EL REALISMO DE MI FAMILIA, pero sobre todo las imaginaciones de mi madre, me exigieron convertirme en un hombre elegante. Para ellos se trataba de un imperativo moral y para mí de una obligación contra natura.
Lo cierto es que yo no contaba con verdaderas aptitudes para culminar aquella empresa: nada más ajeno a mi naturaleza que las maneras de un caballero distinguido.
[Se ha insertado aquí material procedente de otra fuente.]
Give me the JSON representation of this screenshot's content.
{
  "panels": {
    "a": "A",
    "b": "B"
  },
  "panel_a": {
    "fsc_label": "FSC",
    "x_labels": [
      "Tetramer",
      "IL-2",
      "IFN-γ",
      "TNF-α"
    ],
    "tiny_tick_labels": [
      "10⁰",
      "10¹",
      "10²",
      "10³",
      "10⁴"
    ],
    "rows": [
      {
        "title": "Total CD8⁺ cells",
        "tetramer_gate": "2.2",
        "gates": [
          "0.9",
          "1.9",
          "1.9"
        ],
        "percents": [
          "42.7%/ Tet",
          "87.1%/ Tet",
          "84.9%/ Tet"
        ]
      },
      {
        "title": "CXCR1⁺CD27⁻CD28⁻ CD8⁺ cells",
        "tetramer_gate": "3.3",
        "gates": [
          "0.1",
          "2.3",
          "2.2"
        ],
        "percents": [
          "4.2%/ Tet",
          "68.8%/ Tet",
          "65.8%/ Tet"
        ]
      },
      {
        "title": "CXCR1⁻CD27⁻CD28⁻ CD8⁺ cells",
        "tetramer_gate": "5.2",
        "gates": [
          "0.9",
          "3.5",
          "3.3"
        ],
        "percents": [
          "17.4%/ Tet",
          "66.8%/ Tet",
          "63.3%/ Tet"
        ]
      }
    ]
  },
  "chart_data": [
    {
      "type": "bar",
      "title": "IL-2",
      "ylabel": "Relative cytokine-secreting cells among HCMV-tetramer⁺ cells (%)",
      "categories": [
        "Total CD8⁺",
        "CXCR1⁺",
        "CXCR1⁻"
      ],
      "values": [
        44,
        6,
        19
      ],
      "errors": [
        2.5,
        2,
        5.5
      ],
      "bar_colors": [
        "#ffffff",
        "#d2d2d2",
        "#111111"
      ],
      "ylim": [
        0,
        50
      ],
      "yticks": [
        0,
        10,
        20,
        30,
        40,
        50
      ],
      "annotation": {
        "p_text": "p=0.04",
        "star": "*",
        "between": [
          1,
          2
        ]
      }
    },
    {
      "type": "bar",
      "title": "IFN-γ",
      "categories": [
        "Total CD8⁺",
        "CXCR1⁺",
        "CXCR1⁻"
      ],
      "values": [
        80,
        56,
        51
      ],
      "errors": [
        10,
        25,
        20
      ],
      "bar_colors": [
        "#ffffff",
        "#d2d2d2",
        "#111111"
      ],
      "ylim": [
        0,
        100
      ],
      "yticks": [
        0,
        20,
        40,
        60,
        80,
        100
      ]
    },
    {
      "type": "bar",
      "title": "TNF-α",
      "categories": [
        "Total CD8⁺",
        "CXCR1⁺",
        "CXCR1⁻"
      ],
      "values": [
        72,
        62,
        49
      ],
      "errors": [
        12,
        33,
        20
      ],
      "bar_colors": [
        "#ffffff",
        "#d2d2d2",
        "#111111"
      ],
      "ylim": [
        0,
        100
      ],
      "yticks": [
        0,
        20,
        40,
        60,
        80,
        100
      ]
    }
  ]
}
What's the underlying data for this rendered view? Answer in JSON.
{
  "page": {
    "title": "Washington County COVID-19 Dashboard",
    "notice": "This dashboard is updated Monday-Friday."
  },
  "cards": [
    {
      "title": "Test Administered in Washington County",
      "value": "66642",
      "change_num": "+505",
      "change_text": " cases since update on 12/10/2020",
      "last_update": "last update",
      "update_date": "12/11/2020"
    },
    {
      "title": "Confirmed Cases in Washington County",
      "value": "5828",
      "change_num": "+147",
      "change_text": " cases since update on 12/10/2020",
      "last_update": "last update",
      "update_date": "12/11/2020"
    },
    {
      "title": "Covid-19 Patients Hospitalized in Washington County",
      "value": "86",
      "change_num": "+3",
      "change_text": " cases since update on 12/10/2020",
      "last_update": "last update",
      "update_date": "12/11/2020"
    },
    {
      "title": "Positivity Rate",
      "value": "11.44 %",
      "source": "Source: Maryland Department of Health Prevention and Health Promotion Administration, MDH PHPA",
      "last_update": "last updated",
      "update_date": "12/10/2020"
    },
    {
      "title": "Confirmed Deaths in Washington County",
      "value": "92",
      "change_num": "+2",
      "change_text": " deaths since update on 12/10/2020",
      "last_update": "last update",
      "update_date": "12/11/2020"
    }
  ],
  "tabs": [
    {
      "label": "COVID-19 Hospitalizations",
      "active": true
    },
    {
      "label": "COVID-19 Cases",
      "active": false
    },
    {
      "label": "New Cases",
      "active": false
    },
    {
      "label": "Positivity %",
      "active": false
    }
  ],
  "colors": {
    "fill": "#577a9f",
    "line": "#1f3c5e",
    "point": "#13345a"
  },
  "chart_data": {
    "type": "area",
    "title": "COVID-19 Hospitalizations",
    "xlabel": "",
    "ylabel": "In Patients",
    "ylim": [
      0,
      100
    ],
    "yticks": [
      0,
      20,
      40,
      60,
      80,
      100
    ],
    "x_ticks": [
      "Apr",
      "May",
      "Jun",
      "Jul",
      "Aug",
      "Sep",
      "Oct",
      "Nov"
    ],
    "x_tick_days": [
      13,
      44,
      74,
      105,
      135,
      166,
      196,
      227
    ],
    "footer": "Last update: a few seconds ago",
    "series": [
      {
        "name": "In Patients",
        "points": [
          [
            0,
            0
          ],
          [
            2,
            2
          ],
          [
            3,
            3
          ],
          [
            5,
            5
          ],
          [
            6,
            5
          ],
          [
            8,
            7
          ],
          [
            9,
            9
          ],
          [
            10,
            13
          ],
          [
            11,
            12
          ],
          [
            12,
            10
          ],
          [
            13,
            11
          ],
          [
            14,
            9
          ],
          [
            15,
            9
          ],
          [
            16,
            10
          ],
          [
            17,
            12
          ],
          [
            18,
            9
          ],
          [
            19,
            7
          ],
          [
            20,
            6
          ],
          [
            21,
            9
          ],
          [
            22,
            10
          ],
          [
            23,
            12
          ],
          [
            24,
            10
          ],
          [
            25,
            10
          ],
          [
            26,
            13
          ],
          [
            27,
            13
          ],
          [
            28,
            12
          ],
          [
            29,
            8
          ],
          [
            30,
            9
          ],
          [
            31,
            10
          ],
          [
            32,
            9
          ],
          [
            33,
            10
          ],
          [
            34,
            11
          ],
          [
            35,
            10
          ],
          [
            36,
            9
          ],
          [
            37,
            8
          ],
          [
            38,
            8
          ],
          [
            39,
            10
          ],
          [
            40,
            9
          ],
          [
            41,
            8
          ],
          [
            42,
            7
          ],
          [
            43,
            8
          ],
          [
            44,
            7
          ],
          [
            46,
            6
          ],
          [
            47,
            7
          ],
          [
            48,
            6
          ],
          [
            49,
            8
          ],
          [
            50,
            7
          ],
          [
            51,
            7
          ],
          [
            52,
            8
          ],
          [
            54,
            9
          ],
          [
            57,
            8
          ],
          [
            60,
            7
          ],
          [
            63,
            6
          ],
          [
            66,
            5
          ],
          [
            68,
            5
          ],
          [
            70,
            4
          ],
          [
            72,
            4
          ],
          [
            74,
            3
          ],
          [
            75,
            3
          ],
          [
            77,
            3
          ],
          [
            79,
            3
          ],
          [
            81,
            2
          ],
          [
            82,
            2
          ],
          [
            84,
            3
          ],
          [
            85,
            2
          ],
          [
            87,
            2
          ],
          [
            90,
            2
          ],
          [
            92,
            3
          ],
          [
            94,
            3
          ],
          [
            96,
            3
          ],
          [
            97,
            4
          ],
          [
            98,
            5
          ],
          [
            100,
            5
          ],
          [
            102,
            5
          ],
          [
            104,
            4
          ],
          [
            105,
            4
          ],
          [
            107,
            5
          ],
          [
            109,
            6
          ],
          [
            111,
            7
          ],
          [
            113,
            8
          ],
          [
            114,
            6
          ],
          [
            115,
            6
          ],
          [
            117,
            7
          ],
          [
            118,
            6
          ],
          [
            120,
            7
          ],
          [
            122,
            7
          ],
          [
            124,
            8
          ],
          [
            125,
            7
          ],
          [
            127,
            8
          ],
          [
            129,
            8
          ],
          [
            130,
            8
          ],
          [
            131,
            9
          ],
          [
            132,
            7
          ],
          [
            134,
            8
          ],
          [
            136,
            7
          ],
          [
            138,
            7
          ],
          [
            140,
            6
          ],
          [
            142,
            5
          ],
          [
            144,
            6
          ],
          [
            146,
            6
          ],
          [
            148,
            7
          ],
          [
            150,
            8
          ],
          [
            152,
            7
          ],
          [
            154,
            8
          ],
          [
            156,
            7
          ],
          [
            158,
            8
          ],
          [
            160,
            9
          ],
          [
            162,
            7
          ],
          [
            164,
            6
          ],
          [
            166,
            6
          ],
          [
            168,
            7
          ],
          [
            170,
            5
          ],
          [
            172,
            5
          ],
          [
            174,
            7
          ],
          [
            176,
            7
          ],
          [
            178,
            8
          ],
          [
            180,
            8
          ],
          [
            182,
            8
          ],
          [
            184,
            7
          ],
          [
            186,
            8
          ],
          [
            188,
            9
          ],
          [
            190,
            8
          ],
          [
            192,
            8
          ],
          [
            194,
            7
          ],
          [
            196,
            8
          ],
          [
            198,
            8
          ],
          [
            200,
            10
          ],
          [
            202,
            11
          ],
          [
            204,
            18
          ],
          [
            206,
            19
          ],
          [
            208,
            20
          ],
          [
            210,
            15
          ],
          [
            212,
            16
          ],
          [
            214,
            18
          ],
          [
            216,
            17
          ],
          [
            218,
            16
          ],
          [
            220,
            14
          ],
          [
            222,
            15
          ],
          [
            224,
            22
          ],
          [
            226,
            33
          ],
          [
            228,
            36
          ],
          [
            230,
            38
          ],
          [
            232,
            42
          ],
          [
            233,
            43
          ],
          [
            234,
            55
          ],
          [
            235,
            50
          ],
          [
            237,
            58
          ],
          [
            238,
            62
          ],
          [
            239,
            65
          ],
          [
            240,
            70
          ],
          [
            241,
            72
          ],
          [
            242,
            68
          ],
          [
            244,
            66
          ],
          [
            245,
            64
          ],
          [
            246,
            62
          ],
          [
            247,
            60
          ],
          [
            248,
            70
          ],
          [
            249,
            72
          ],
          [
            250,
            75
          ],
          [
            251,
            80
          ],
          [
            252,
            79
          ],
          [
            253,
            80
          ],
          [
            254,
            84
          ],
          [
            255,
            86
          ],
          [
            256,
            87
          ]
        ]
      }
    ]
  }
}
Fue una de esas cosas que se descubren poco a poco, mediante la acumulación de una larga hilera
de mínimos detalles, algo parecido a lo que ocurre con los muchachos en la adolescencia, cuando, en sus aproximaciones a las chicas, la estadística de aciertos o fracasos les aclara, sin sorpresa, con progresiva certidumbre, su verdadero atractivo o la desoladora
ausencia de él.
Quiero explicarme. Yo no odiaba los buenos trajes por razones ideológicas, ni había hecho de la resistencia a llevar corbata uno de esos principios accesibles a la gente desprovista, en general, de otros principios. Es más, comprendía la elegancia de unos gemelos de oro y apreciaba las propiedades lenitivas de un suave y confortable tejido de franela. Pero la elegancia es como tantos otros atributos de la condición humana: hay que nacer con él a cuestas, sentir su indeleble marca en algún furtivo rincón de la conciencia. La gente aterriza en el planeta con órganos perfectamente descritos en los libros de anatomía, con cierto número de dientes, con cierto número de dedos dispuestos en cada mano. Sin embargo, las cualidades interiores son producto de un anárquico reparto. La elegancia (como la belleza, el talento, la bondad, como tantas otras cosas) es un don o una especie de milagro. Y ese don, supe muy pronto, no se me había concedido, o ese milagro, también lo supe, nunca tuvo visos de acontecer.